Dans les faits : je m’entends confirmer que la pédagogie que je mets en œuvre n’est pas complètement dépassée – Ouf parce que… déjà ! Les collègues s’insurgent, pinaillent, chuchotent et grondent – c’est leur droit. L’inspection surnage, se débat, face à une quarantaine de profs de Lettres sur les dents.

Perdre mon temps, disais-je ? Prendre mon temps, plutôt. Je décroche et mon esprit de prof-qui-a-accepté-de-toute-façon-d’enseigner-quoi-qu’il-arrive divague.

Je tends l’oreille, de temps en temps. C’est alors que, par miracle, la conversation s’éloigne des considérations administratives EPIesques et reprend le chemin de la pédagogie. Une voix sourde mais perceptible par ma conscience anesthésiée sermonne : « Un texte traité en deux heures, ce n’est pas grave, mais attention à ne pas perdre votre temps en début d’heure. »

Comment !? Perdre mon temps ? En classe, je n’ai JAMAIS l’impression de perdre mon temps. À mes yeux, chaque tâche, même celle qui pourrait paraître la plus inutile, la plus insignifiante, a son importance. Je ne cours pas après le temps.

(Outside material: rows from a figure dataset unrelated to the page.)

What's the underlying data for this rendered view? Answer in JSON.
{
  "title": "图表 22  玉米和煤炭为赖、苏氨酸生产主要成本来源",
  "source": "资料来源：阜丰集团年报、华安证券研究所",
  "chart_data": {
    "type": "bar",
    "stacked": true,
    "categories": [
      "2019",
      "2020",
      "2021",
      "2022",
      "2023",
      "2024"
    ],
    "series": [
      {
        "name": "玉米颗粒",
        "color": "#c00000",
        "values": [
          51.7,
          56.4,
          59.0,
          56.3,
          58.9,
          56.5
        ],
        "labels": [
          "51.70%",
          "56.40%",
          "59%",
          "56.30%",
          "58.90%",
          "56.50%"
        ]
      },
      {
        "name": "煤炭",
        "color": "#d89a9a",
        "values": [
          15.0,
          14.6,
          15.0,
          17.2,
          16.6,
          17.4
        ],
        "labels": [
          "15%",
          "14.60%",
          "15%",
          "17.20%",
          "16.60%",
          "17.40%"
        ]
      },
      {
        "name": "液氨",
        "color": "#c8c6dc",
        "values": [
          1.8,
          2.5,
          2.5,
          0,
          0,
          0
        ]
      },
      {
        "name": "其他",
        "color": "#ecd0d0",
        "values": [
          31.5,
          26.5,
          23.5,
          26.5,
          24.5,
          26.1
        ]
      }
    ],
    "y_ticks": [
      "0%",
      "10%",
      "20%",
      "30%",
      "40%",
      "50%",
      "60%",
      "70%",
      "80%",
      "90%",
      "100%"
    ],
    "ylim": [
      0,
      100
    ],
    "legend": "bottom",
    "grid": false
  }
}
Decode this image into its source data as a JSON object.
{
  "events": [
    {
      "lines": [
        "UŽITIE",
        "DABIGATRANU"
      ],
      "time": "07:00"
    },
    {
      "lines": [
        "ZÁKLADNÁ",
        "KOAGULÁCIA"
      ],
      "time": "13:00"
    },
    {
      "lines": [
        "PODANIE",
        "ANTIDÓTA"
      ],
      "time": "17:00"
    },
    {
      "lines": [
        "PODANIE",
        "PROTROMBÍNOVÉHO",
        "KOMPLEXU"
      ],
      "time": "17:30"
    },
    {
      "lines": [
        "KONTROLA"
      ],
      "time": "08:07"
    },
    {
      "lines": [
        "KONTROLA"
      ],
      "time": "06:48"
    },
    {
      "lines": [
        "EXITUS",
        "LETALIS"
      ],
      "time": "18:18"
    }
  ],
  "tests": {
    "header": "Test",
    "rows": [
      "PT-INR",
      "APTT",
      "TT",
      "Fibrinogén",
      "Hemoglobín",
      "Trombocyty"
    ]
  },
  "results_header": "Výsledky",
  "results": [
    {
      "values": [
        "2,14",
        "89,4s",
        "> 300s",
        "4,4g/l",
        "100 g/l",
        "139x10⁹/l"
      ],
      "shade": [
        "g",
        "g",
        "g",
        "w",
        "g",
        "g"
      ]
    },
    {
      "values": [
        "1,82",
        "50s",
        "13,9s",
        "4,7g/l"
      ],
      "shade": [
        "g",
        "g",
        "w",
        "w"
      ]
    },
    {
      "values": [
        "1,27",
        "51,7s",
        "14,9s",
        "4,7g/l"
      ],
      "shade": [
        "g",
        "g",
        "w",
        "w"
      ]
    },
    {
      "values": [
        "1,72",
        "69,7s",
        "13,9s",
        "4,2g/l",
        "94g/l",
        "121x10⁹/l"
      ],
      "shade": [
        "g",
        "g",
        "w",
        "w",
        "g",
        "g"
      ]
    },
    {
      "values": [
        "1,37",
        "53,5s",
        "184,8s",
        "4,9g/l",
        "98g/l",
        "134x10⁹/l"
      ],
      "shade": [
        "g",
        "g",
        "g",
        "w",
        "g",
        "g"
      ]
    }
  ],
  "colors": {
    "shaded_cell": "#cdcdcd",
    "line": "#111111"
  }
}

En classe, je prends mon temps. Je tue le temps – au sens propre.

J’enseigne des notions, bien entendu, je transmets du contenu, mais jamais je n’ai ressenti l’angoisse du programme à boucler. Suis-je la seule ?

Je tiens à « ma matière », c’est entendu, mais je ne crains pas d’aller explorer d’autres contrées. Et là, je sais que je ne suis pas toute seule.

En classe, je n’ai pas de temps à perdre car je n’ai jamais considéré qu’il faille en gagner. La notion de temps est relative avec les élèves, de toute façon : cinquante-cinq minutes peuvent sembler deux heures lorsque rien ne fonctionne comme prévu ; mais aussi cinq minutes alors qu’on accroche notre public, que l’on réussi à communiquer, à s’apprivoiser.

Paradoxalement, j’évoque souvent ce temps qui file avec mes élèves, et j’avoue que c’est surtout un moyen de les remotiver – je ne le ferai plus, c’est promis.

L’important n’est pas le temps. Oser être lent, c’est aussi permettre à chacun d’avancer à son rythme. D’ailleurs, chaque élève emploie son temps différemment, sinon, pourquoi différencier ? Différencier, c’est laisser à chacun le temps de prendre son temps.

Et puis, j’aime me perdre dans le temps avec mes élèves : flâner sur un texte, engager une discussion qui devient digression, les faire lire leurs textes – même si cela prend du temps – leur faire jouer leurs scènes, évoquer une actualité brûlante ou même l’actualité du collège.

J’y gagne, à perdre mon temps, et je m’y retrouve en fin de compte, eux aussi.

Mais le pire, c’est que, dans ma vie de maman, dans ma vie de femme, je fais tout l’inverse ! Je cours de rendez-vous, en courses et activités diverses. Je jongle avec le temps, comme tout un chacun.

Aujourd’hui c’est décidé, je vais prendre exemple sur ma vie en classe et gagner mon temps, au lieu de le perdre.

Je commence déjà : écrire c’est prendre le temps.

Midi. Fin de la matinée de formation. Vous voyez, je n’ai pas perdu mon temps, puisque j’ai écrit cette chronique.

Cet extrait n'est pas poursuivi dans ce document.